The Slatest

FBI to Use More Than 4 Million Civilian Photos in New Facial Recognition Database

FBI Director James Comey.

Photo by Mark Wilson/Getty Images

The FBI announced Monday that its new facial recognition database, the Interstate Photo Service, is operational. The database is described by the bureau as “an investigative tool that provides an image-searching capability of photographs associated with criminal identities.” But as the Verge points out, the 52 million faces that are projected to ultimately comprise it will include not just mug shots of apprehended criminals but also photos drawn from civilian background checks.

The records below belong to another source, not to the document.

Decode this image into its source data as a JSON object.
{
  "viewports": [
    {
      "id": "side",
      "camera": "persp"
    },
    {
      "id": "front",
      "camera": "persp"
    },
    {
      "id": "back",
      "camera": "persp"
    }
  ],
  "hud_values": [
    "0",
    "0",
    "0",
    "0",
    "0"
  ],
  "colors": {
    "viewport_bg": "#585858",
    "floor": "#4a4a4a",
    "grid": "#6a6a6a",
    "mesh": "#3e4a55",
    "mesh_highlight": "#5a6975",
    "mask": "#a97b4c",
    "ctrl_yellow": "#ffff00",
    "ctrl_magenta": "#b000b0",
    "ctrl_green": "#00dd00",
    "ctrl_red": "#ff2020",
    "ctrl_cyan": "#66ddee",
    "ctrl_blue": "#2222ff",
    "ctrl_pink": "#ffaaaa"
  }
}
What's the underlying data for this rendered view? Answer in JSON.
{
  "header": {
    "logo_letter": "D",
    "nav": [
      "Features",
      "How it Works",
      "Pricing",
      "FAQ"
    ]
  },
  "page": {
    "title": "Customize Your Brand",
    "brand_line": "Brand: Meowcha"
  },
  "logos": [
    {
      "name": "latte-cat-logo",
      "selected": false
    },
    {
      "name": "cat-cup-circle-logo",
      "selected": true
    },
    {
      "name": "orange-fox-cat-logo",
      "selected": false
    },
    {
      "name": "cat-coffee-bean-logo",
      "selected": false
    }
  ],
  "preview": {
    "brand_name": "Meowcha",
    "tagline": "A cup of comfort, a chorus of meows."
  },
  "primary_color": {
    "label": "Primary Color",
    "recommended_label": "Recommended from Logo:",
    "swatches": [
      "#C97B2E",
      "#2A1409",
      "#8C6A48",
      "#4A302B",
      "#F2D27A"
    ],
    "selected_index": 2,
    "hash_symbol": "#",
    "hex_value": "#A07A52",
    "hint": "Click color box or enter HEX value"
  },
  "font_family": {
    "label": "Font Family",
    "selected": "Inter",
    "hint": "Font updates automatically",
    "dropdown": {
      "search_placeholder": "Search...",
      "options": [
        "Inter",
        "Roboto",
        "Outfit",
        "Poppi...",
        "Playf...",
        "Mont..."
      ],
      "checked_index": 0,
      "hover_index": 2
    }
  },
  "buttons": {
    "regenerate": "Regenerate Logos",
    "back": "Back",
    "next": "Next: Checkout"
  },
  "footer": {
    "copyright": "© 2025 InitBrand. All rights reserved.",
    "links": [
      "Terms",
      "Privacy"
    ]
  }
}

Per documents obtained by watchdog group Electronic Frontier Foundation through a Freedom of Information Act request, the FBI predicts the database will contain 4.3 million photos from noncriminal contexts like employment records by the year 2015. EFF also notes that in addition to the 46 million images from criminal databases and 4.3 million civilian images, the FBI anticipates almost 1 million images will come from two categories, “Special Population Cognizant” and ”New Repositories,” which aren’t defined in the documents.

The IPS facial recognition system, if provided with a suspect’s face, has an 85 percent chance of correctly returning the suspect’s name in a list of 50 possibilities, according to the EFF documents. The FBI argues that, because the “candidate list” produced is an “investigative lead” and not an identification, there is by definition no chance that an innocent person will be falsely identified by the system.